Friday, January 16, 2009

The Conquest of Happiness, Chapter 7

Chapter 7 (pages 77-88), “The Sense of Sin”

The behaviors that induce a guilty conscience vary across the globe, so conscience cannot be some sort of voice of the divine within us. Conscience takes on many manifestations, including the fear of being caught when apprehension is imminent – people can live perfectly well with the thought of their indiscretion, but suddenly repent when they are exposed. The fear of being outcast from society is a related dimension of conscience – a dimension that does not apply to those innovators who do not accept the prevailing morality, and hence do not feel that they have sinned when they have violated that morality.

A sense of sin frequently resides in the subconscious. People have a vague feeling that a certain behavior is sinful, even when reason does not proclaim it to be so. This feeling does not fully deter the behavior, but ensures that guilt is a constant presence. The inchoate sense of sin generally is a vestige of moral precepts implanted in childhood. Thus guilt accompanies lying, cursing, alcohol, tobacco, and anything sexual. In childhood, these topics would cost a boy the approval of his mother or nurse; in adulthood, he retains the guilt, though has forgotten its origin. The association of morality with asceticism is contrary to reason – a rational morality would encourage any pleasure that brought no harm to anyone.

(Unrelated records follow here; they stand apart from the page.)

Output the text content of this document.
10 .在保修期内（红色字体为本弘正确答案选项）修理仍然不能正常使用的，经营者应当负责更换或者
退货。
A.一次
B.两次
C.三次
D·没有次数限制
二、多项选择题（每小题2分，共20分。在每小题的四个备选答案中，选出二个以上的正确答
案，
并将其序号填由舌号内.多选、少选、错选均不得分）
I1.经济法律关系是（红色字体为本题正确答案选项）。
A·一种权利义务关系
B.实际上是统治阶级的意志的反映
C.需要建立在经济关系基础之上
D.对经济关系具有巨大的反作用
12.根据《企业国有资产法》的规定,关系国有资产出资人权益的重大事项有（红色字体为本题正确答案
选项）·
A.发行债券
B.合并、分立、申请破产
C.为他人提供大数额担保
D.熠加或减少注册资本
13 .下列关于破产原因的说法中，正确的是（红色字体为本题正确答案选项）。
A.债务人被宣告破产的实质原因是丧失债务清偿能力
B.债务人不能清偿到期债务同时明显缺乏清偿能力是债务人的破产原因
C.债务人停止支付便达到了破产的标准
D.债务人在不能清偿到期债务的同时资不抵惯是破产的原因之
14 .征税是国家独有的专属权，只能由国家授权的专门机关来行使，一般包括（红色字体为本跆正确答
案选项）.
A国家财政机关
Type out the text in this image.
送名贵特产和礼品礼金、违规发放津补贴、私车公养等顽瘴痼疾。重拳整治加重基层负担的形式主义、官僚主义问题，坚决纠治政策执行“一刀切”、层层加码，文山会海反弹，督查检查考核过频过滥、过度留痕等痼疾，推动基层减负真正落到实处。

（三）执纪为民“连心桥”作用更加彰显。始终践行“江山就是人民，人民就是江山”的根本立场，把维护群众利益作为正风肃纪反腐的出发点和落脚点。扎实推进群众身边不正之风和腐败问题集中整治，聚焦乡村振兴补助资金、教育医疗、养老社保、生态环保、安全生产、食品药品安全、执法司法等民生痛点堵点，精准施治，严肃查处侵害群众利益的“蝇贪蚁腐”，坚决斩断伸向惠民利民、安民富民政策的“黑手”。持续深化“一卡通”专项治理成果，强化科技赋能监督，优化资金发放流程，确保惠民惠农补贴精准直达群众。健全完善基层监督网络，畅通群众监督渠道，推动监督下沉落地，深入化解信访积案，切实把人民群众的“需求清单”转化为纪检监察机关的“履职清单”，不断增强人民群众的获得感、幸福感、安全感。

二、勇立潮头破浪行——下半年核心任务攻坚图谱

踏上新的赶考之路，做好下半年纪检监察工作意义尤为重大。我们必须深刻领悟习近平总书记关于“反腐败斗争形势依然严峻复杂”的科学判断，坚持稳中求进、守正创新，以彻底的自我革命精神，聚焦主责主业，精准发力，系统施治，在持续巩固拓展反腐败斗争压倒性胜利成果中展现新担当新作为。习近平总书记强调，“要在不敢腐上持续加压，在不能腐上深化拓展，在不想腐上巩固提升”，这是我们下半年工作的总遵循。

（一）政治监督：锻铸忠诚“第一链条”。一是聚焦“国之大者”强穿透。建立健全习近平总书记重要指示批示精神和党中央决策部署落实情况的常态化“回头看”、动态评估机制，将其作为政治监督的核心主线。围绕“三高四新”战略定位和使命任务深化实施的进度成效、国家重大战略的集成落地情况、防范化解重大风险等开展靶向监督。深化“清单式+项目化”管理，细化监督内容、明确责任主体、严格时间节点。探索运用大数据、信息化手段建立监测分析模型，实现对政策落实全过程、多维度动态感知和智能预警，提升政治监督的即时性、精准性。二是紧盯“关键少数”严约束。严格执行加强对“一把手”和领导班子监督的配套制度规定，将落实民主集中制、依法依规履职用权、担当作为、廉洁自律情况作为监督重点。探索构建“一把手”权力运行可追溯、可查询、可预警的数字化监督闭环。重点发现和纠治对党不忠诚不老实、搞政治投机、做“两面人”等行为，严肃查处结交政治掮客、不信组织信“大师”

“If a child has been conventionally educated by somewhat stern parents or nurses, the association between sin and the sex organs is so firmly established by the time he is six years old that it is unlikely ever to be completely undone throughout the rest of his life… The result is that adult men feel women to be degraded by sex, and cannot respect their wives unless their wives hate sexual intercourse [p. 81].” Conventionally educated women try to avoid taking pleasure in sex, though nowadays, among the educated, it is men whose sex lives are most distorted by the morality they learned as a child – and this distortion is most likely to exhibit itself in weak moments. The unconscious feeling of remorse for acts that are not objectively objectionable can be combatted by a vivid impression of the rational view. “Look into the irrationality closely with a determination not to respect it and not to let it dominate you [p. 83].”

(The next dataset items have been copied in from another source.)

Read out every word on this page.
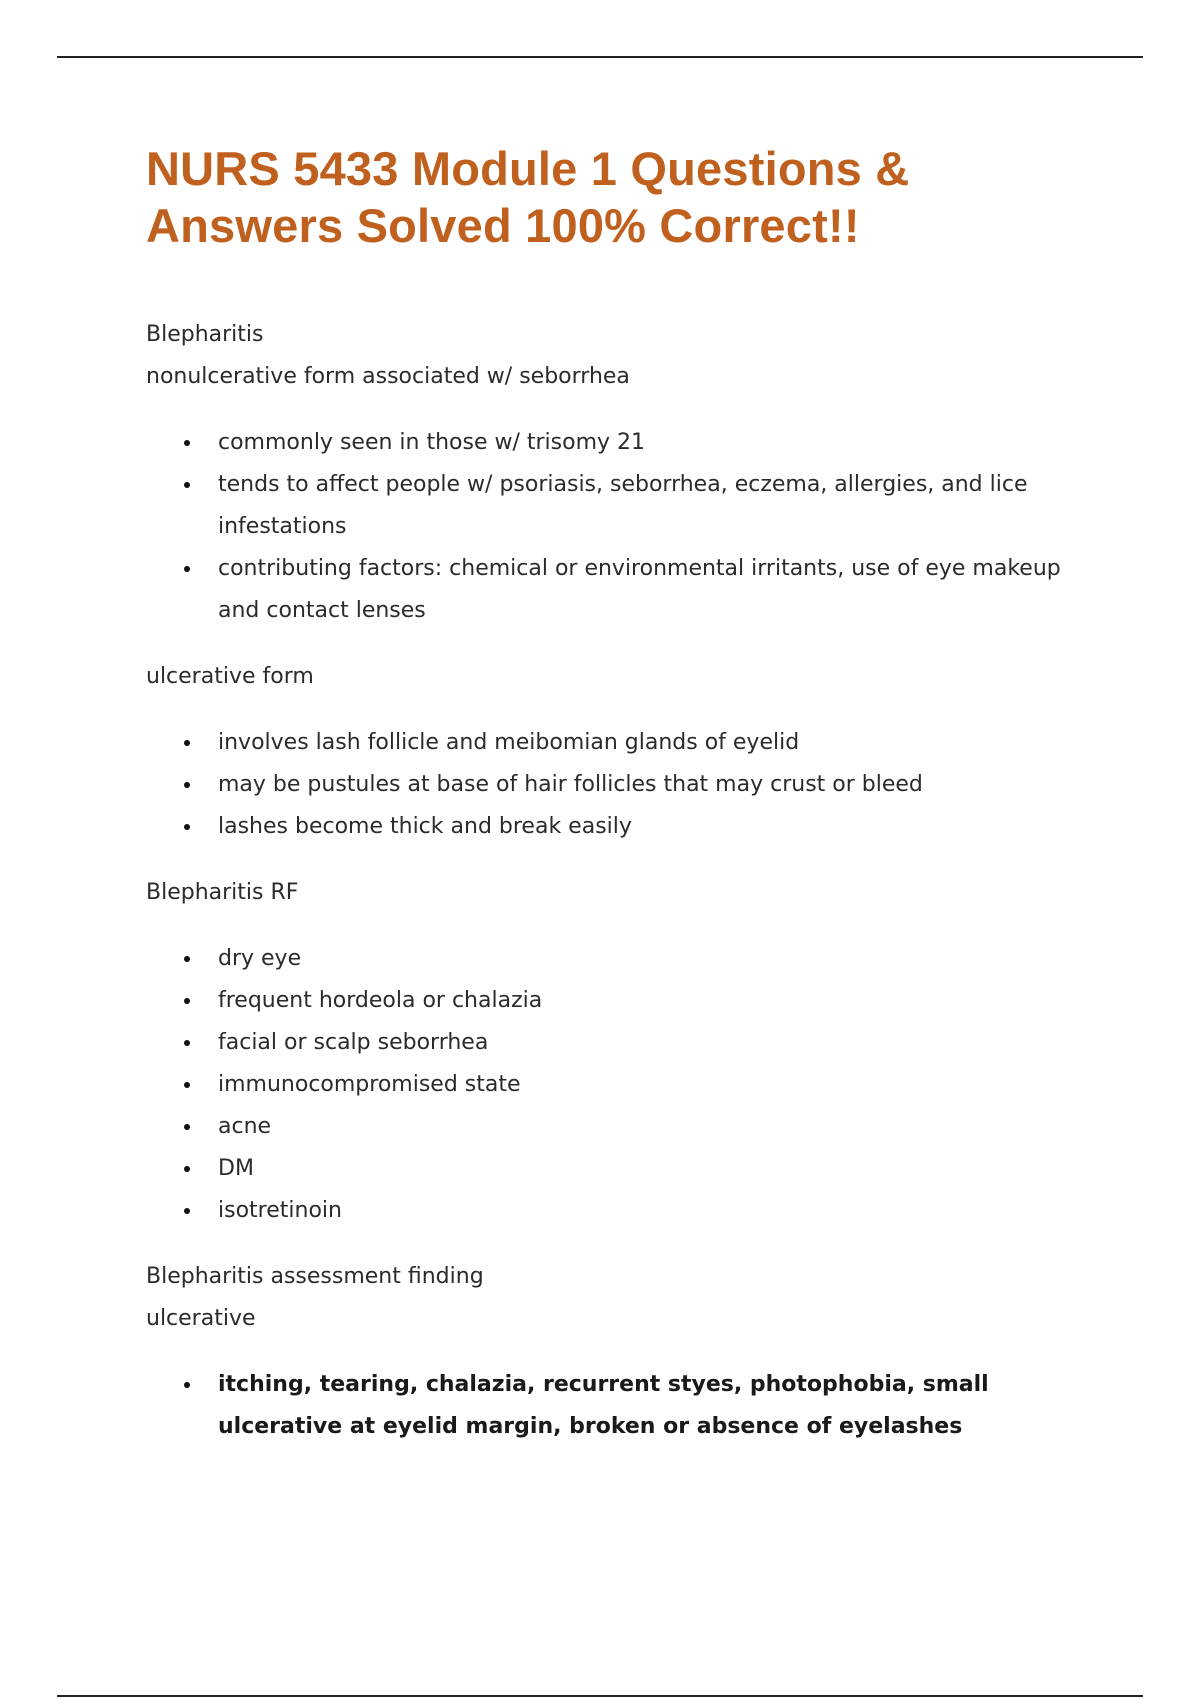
NURS 5433 Module 1 Questions &
Answers Solved 100% Correct!!

Blepharitis

nonulcerative form associated w/ seborrhea

commonly seen in those w/ trisomy 21
tends to affect people w/ psoriasis, seborrhea, eczema, allergies, and lice infestations
contributing factors: chemical or environmental irritants, use of eye makeup and contact lenses

ulcerative form

involves lash follicle and meibomian glands of eyelid
may be pustules at base of hair follicles that may crust or bleed
lashes become thick and break easily

Blepharitis RF

dry eye
frequent hordeola or chalazia
facial or scalp seborrhea
immunocompromised state
acne
DM
isotretinoin

Blepharitis assessment finding

ulcerative

itching, tearing, chalazia, recurrent styes, photophobia, small ulcerative at eyelid margin, broken or absence of eyelashes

A sober approach to morality will reveal that much of the moral teaching given to the young is foolish, while the sorts of moral issues that will be relevant for adults go unaddressed. Respectable people fall short of morality all the time with regard to sharp business dealings, cruelty toward intimates, overzealousness in political disputations, and so on. These behaviors bring real costs, not just to those nearby but to civilization more generally. Nevertheless, people’s minds are untroubled by them, they do not imagine reproachful looks from their mothers concerning these transgressions. This illustrates the absurdity of most moral teaching to the young, which focuses on actions that do not cause harm, to the exclusion of those that do. “Our nominal morality has been formulated by priests and mentally enslaved women. It is time that men who have to take a normal part in the normal life of the world learned to rebel against the sickly nonsense [p. 84].” Rebellion is not enough for happiness and consistency, however; one must also think through and root out all of the secondary emanations of those superstitions learned as a child.

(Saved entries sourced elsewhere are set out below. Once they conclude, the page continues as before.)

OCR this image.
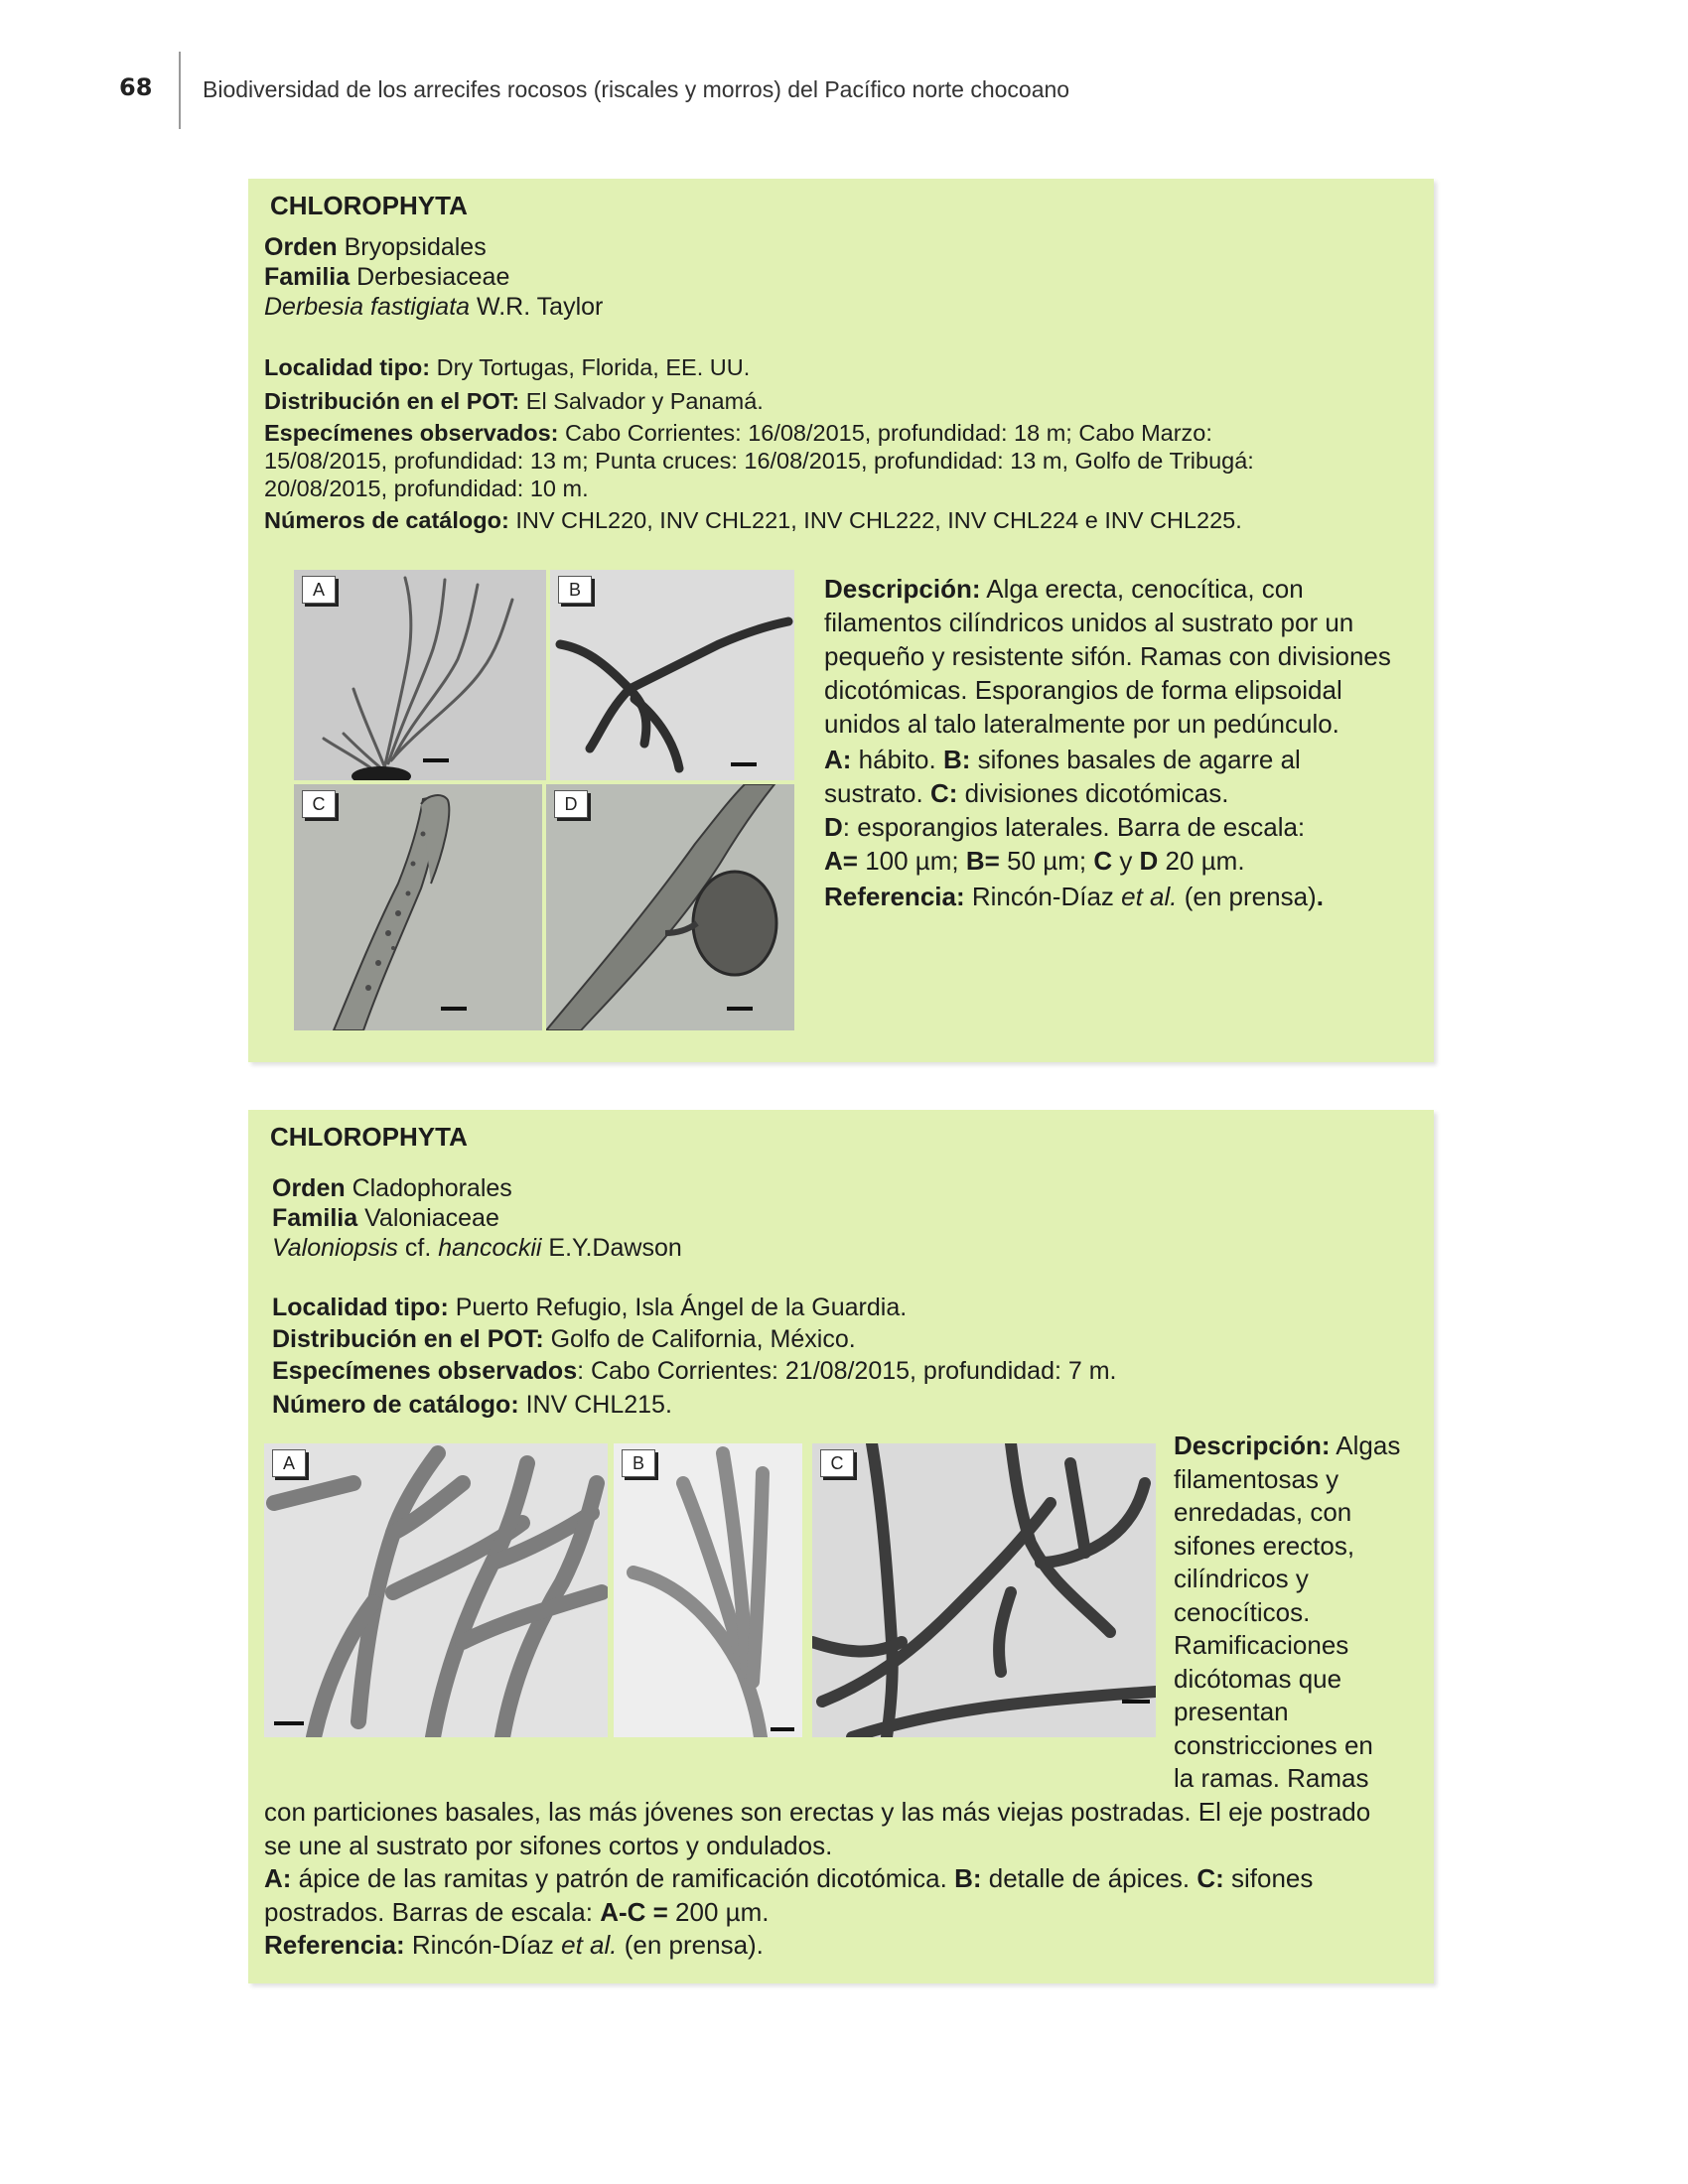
68 Biodiversidad de los arrecifes rocosos (riscales y morros) del Pacífico norte chocoano
CHLOROPHYTA
Orden Bryopsidales
Familia Derbesiaceae
Derbesia fastigiata W.R. Taylor
Localidad tipo: Dry Tortugas, Florida, EE. UU.
Distribución en el POT: El Salvador y Panamá.
Especímenes observados: Cabo Corrientes: 16/08/2015, profundidad: 18 m; Cabo Marzo:
15/08/2015, profundidad: 13 m; Punta cruces: 16/08/2015, profundidad: 13 m, Golfo de Tribugá:
20/08/2015, profundidad: 10 m.
Números de catálogo: INV CHL220, INV CHL221, INV CHL222, INV CHL224 e INV CHL225.
A	B
C	D

Descripción: Alga erecta, cenocítica, con filamentos cilíndricos unidos al sustrato por un pequeño y resistente sifón. Ramas con divisiones dicotómicas. Esporangios de forma elipsoidal unidos al talo lateralmente por un pedúnculo.

A: hábito. B: sifones basales de agarre al sustrato. C: divisiones dicotómicas.
D: esporangios laterales. Barra de escala:
A= 100 µm; B= 50 µm; C y D 20 µm.

Referencia: Rincón-Díaz et al. (en prensa).

CHLOROPHYTA
Orden Cladophorales
Familia Valoniaceae
Valoniopsis cf. hancockii E.Y.Dawson
Localidad tipo: Puerto Refugio, Isla Ángel de la Guardia.
Distribución en el POT: Golfo de California, México.
Especímenes observados: Cabo Corrientes: 21/08/2015, profundidad: 7 m.
Número de catálogo: INV CHL215.
A	B	C
Descripción: Algas
filamentosas y
enredadas, con
sifones erectos,
cilíndricos y
cenocíticos.
Ramificaciones
dicótomas que
presentan
constricciones en
la ramas. Ramas
con particiones basales, las más jóvenes son erectas y las más viejas postradas. El eje postrado
se une al sustrato por sifones cortos y ondulados.
A: ápice de las ramitas y patrón de ramificación dicotómica. B: detalle de ápices. C: sifones
postrados. Barras de escala: A-C = 200 µm.
Referencia: Rincón-Díaz et al. (en prensa).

Even violations of a rational moral code are not best reacted to by a sense of sin – the concomitant loss of self-respect, which makes one feel unhappy and inferior, redounds to no good. It makes one solitary and envious. “An expansive and generous attitude towards other people not only gives happiness to others, but is an immense source of happiness to its possessor, since it causes him to be generally liked [p. 85].” This generous attitude demands a harmonious nature, where the conscious and the unconscious mind mesh well. Most people can achieve this harmony if they think hard about what their rational beliefs are, and root out even fleeting feelings inconsistent with those beliefs. The time devoted to this process (which needn’t be prodigious if the reasoning is forceful) is well-spent: “Nothing so much diminishes not only happiness but efficiency as a personality divided against self [p. 85].” One cannot become a moody self-analyst, however – happiness and mental harmony require that our energies be directed outward, not inward.

The notion that rationality comes at the sacrifice of more profound emotions is erroneous. In the beneficent emotions, there is nothing for reason to condemn. The internal harmony that rationality promotes provides the space for the outward orientation that is requisite for happiness. Rationality can help us overcome the self-centeredness which arises from the sense of sin. When we achieve internal harmony in this fashion, we no longer equate pleasure with intoxication; rather, it is complete possession of our faculties that brings us pleasure. Russell concludes the chapter: “The happiness that is genuinely satisfying is accompanied by the fullest exercise of our faculties, and the fullest realization of the world in which we live [p. 88].”